I must have made a face of some kind, because he goes on.

‘I know, I know, poor man, feeling left out, baby’s taken his place. Quite the cliché, aren’t I?’

He laughs, expecting me to do the same, but the story is so familiar to me that I can’t even pretend.

‘I’m sure it must be hard,’ I manage, and then can’t resist adding, ‘Probably not as hard as being left on your own with a two-year-old.’

‘Ouch. I guess I deserved that.’ He runs a hand over his head, all the way from his forehead to the nape of his neck. ‘I’m sorry, Louise, I really am. And I know – well, it must have been hard for you last year, to hear that I’d had another child.’

Hard doesn’t even begin to cover it. We went through so much to get Henry. All those bloody injections, the endless appointments. And my God, the waiting: total inability to concentrate on anything else; trying to hold off testing, because if it was negative I wouldn’t know whether it was just too early or if it was a true negative. It was all so exhausting. And the pain of dealing with other people’s pregnancies; at one point in my mid-thirties it had seemed like barely a day went by without a scan picture appearing on Facebook, or a group email coyly entitled ‘News!’

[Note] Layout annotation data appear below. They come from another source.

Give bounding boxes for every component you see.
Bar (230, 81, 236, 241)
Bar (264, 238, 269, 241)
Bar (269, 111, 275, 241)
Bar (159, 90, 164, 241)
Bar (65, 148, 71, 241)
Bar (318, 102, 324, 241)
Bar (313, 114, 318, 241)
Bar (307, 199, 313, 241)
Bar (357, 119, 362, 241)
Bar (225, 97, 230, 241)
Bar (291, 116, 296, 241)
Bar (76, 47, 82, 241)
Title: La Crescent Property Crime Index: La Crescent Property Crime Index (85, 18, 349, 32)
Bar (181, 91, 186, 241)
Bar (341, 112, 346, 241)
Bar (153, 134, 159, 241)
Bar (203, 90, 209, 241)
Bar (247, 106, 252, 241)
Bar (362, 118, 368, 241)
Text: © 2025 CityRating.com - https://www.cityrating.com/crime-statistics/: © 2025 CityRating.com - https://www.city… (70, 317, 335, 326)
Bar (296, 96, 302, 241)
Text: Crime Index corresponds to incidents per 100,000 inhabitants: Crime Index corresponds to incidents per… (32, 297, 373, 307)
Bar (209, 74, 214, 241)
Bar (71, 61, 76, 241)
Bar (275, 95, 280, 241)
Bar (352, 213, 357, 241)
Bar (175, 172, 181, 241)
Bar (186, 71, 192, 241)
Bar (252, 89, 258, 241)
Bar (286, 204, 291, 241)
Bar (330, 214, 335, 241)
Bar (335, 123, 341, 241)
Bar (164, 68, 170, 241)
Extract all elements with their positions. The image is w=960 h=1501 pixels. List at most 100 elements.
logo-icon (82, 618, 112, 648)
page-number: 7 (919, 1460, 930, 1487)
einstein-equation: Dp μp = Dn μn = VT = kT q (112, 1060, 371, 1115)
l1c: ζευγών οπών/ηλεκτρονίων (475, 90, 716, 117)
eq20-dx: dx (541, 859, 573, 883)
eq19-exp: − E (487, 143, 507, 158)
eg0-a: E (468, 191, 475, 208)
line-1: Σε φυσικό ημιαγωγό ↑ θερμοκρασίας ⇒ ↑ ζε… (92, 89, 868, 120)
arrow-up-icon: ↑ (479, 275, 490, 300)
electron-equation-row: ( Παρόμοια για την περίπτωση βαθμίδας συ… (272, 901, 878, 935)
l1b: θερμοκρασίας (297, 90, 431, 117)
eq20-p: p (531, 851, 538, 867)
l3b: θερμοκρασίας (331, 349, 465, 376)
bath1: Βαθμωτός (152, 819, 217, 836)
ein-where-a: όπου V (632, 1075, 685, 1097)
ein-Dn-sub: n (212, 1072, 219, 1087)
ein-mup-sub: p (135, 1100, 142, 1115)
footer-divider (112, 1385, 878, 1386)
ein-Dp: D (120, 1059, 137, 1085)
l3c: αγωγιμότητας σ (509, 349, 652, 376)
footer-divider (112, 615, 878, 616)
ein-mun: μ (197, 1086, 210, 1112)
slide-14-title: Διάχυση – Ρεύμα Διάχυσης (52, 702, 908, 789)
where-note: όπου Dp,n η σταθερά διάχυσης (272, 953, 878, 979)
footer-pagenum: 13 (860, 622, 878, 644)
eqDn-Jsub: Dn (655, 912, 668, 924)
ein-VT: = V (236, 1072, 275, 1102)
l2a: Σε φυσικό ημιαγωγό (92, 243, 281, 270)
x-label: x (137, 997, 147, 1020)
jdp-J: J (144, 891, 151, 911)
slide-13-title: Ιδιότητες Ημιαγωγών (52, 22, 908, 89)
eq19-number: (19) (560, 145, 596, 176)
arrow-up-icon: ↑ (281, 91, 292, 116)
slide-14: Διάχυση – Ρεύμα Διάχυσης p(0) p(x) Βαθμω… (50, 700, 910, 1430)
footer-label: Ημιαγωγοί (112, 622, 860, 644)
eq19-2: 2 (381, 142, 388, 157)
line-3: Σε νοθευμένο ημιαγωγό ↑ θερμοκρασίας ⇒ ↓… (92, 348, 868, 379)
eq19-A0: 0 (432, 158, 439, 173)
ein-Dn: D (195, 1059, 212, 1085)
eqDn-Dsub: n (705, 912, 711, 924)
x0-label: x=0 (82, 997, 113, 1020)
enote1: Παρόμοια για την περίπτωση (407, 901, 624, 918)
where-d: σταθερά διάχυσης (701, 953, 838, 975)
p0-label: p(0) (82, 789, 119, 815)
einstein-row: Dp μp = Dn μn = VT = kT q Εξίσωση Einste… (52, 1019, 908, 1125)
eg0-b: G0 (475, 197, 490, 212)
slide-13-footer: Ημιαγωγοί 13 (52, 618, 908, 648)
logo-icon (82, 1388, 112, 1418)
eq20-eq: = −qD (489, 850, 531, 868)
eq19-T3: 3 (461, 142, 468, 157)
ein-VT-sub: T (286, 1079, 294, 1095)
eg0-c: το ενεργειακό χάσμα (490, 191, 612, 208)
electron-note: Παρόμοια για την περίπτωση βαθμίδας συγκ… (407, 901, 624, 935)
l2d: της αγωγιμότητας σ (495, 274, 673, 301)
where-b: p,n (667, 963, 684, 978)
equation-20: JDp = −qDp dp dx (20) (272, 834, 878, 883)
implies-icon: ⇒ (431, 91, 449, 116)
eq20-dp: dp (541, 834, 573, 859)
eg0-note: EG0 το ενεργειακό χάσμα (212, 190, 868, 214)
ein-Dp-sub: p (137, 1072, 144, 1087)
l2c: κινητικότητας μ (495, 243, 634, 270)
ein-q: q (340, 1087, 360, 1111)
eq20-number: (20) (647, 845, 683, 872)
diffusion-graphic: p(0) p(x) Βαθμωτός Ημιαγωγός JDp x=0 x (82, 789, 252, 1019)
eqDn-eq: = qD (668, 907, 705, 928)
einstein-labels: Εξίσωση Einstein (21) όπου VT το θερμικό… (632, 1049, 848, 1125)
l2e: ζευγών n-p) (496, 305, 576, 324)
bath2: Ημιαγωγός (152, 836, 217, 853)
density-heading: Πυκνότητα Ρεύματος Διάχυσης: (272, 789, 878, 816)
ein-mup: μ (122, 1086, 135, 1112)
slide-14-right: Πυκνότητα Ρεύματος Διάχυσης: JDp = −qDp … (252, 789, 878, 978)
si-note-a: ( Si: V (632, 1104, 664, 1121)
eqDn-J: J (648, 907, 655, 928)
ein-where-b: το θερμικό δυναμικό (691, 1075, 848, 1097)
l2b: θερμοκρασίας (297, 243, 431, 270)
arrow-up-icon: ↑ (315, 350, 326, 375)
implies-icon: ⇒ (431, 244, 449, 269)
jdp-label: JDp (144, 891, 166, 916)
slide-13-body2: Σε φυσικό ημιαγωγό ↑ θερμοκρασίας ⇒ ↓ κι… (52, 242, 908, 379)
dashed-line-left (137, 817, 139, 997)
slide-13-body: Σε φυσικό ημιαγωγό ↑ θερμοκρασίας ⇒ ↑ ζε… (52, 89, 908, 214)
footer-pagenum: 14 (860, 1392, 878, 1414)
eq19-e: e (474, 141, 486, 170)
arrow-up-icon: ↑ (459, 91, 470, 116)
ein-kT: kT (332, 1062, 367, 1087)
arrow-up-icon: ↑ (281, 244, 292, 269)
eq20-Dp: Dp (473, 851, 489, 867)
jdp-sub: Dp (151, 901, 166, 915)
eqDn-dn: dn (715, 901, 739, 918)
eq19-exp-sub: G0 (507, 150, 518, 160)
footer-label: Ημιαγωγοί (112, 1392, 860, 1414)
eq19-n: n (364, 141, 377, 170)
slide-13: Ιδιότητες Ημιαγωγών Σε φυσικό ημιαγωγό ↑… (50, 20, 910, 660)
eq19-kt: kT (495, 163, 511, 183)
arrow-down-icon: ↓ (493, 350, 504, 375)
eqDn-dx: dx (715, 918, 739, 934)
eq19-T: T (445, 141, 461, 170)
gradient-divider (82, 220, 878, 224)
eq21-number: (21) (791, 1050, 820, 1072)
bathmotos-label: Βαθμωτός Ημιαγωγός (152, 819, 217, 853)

‘I’m happy for you,’ I say, trying to mean it. I don’t want to be this person, this caricature, the bitter ex-wife. ‘It’s given Henry a sister, and we always wanted that.’

‘Hmm. Be careful what you wish for.’

‘Oh Sam, don’t say that.’

‘No, no, I don’t mean Daisy, of course I love her to bits, that goes without saying. But… it’s not easy, that’s all. Maintaining a relationship, or a life at all, when you’ve got a young child. I don’t know, it didn’t seem this hard with you.’

Of course it wasn’t hard for him because I went out of my way to make things easy, to smooth his path. I went along with everything he wanted, I never said no, even if what he was asking was unreasonable. I made sure that his life carried on as normal, as far as was humanly possible. He was the only person in my life who really knew me, who knew what I had done and loved me anyway. I can suddenly see so clearly how much pressure that was for me, to be with someone to whom I always felt indebted. I had been grateful that he had chosen me, stayed with me.

‘I’m sure it’ll get easier as she gets older,’ I say, knowing nothing of the sort.

‘Oh yes, I’m sure it will.’ He sounds equally unconvinced. ‘Anyway, let’s not talk about that. Do you remember Rob McCormack?’ He launches into a story about a colleague, a man I met many times when Sam and I were together.

An hour later we’re still at the table, halfway down our second bottle. It’s as though I’m watching myself from a distance, unbalanced by a combination of wine and nostalgia, tinged with a longing that I don’t want to think about. Part of me yearns to let go, to lose myself, to melt back into him as I’ve nearly done before, but at the same time I know I must hold back if I am to keep myself safe, to retain any trace of the equilibrium I’ve achieved over the last two years.

The conversation turns eventually and inevitably to Henry, reminding me of the other huge loss I suffered when Sam left me: I lost the only other person in the world who understands how wonderful, how perfect Henry is. The only other person who really gets him. We are laughing about the time he got a tiny plastic ball stuck up his nose when Sam glances at his watch and gives a start.

‘God, look at the time. I really should go.’

I jump up immediately, putting the glasses and bottle on the side.

‘Yes, of course, you’d better get back. I’ll get your coat.’ I hurry out into the hall to retrieve his jacket from the pegs by the door, and he follows.